The data caused traders to shift bets toward a larger rate hike next week, with markets now pricing in a 60 per cent chance of a 75-basis-point increase from the Bank of Canada. That would take the benchmark overnight lending rate to 4 per cent, where it hasn’t been since early 2008.  

“Underlying inflation remains extremely persistent and sticky at above 5 per cent,” Bank of Montreal Chief Economist Doug Porter said in a note to investors. “Combined with the BoC’s recent tough rhetoric, the recent weakness in the Canadian dollar, and the strong likelihood that the Fed hikes by 75 bps at the next FOMC, we are now expecting a like-sized 75 bp hike next week from the bank.”

Bond fell, with benchmark Canada two-year debt yielding 4.125 per cent as of 9:06 a.m. in Toronto, nearly 7 basis points higher than before the release. Five-year and 10-year yields also rose. The loonie strengthened, paring losses from earlier in the morning to trade at $1.377 per U.S. dollar. 

So-called core inflation -- which excludes more volatile prices to generate a better gauge of underlying pressures -- remained elevated. The average of the Bank of Canada’s three core measures was 5.3 per cent, matching a revised number for August.

What Bloomberg Economics Says...

“A smaller-than-expected deceleration in consumer prices raises the odds of a 75-basis-point hike at the Bank of Canada’s Oct. 26 decision, compared to the consensus and our view ahead of the release for a 50-bp move. Yet the larger move isn’t a slam dunk, as core measures of inflation were stable and surging mortgage costs -- one driver of the sturdy reading -- are a function of the BoC’s own hikes.”

-- Andrew Husby, economist

Before Wednesday’s report, traders were fully pricing in a 50-basis-point interest rate increase at the Oct. 26 decision. Governor Tiff Macklem and his officials have already increased borrowing costs by three percentage points since March, bringing the overnight rate to 3.25 per cent.

“The Bank of Canada has clearly not slayed the inflation dragon yet, and is therefore set for another large increase in interest rates,” Karyne Charbonneau, an economist at Canadian Imperial Bank of Commerce, said in a report to investors.

While Canadians got some reprieve at the gas pump, the data show they continued to feel the pinch when filling their fridge. Rising prices for food -- including meat, bakery products and vegetables -- highlight how weakness in the Canadian dollar complicates the outlook for inflation.

Prices for food purchased from stores grew 11.4 per cent, the fastest year-over-year pace since August 1981. Those prices have been increasing at a faster rate than overall inflation for 10 consecutive months.

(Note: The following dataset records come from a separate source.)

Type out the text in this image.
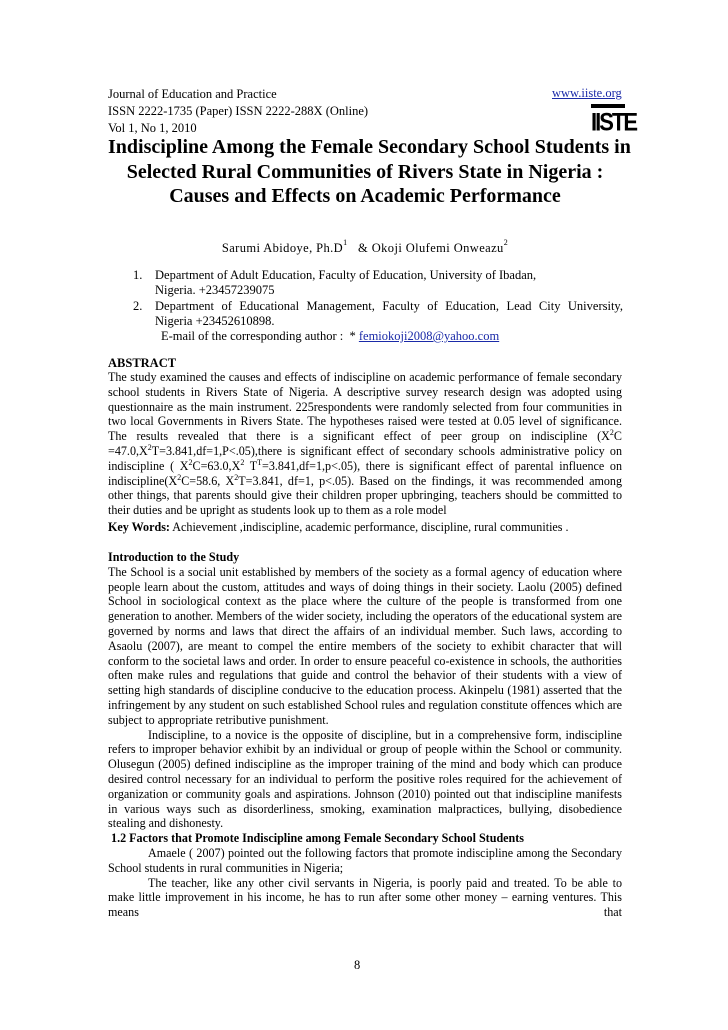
Journal of Education and Practice	www.iiste.org
ISSN 2222-1735 (Paper) ISSN 2222-288X (Online)
Vol 1, No 1, 2010	IISTE
Indiscipline Among the Female Secondary School Students in
Selected Rural Communities of Rivers State in Nigeria :
Causes and Effects on Academic Performance
Sarumi Abidoye, $Ph.D^1$   & Okoji Olufemi Onweazu$^2$
1. Department of Adult Education, Faculty of Education, University of Ibadan,
Nigeria. +23457239075
2. Department of Educational Management, Faculty of Education, Lead City University,

Nigeria +23452610898.
E-mail of the corresponding author :  * femiokoji2008@yahoo.com
ABSTRACT

The study examined the causes and effects of indiscipline on academic performance of female secondary school students in Rivers State of Nigeria. A descriptive survey research design was adopted using questionnaire as the main instrument. 225respondents were randomly selected from four communities in two local Governments in Rivers State. The hypotheses raised were tested at 0.05 level of significance. The results revealed that there is a significant effect of peer group on indiscipline ($X^2C$ $=47.0,X^2T=3.841,df=1,P<.05),there$ is significant effect of secondary schools administrative policy on indiscipline ( $X^2C=63.0,X^2$ $T^T=3.841,df=1,p<.05$), there is significant effect of parental influence on $indiscipline(X^2C=58.6$, $X^2T=3.841$, df=1, p<.05). Based on the findings, it was recommended among other things, that parents should give their children proper upbringing, teachers should be committed to their duties and be upright as students look up to them as a role model

Key Words: Achievement ,indiscipline, academic performance, discipline, rural communities .

Introduction to the Study

The School is a social unit established by members of the society as a formal agency of education where people learn about the custom, attitudes and ways of doing things in their society. Laolu (2005) defined School in sociological context as the place where the culture of the people is transformed from one generation to another. Members of the wider society, including the operators of the educational system are governed by norms and laws that direct the affairs of an individual member. Such laws, according to Asaolu (2007), are meant to compel the entire members of the society to exhibit character that will conform to the societal laws and order. In order to ensure peaceful co-existence in schools, the authorities often make rules and regulations that guide and control the behavior of their students with a view of setting high standards of discipline conducive to the education process. Akinpelu (1981) asserted that the infringement by any student on such established School rules and regulation constitute offences which are subject to appropriate retributive punishment.

Indiscipline, to a novice is the opposite of discipline, but in a comprehensive form, indiscipline refers to improper behavior exhibit by an individual or group of people within the School or community. Olusegun (2005) defined indiscipline as the improper training of the mind and body which can produce desired control necessary for an individual to perform the positive roles required for the achievement of organization or community goals and aspirations. Johnson (2010) pointed out that indiscipline manifests in various ways such as disorderliness, smoking, examination malpractices, bullying, disobedience stealing and dishonesty.

1.2 Factors that Promote Indiscipline among Female Secondary School Students

Amaele ( 2007) pointed out the following factors that promote indiscipline among the Secondary School students in rural communities in Nigeria;

The teacher, like any other civil servants in Nigeria, is poorly paid and treated. To be able to make little improvement in his income, he has to run after some other money – earning ventures. This means that

8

Mortgage interest costs continued to put pressure on inflation in September as Canadians renewed or initiated loans at higher rates, the statistics agency said.

While lower gas prices slowed goods inflation, cost inflation in services accelerated to 5.6 per cent from 5.5 per cent.

Average hourly wages rose 5.2 per cent on a year-over-year basis last month, meaning that prices are still rising faster than paychecks, the agency said. The gap in September was larger than in August.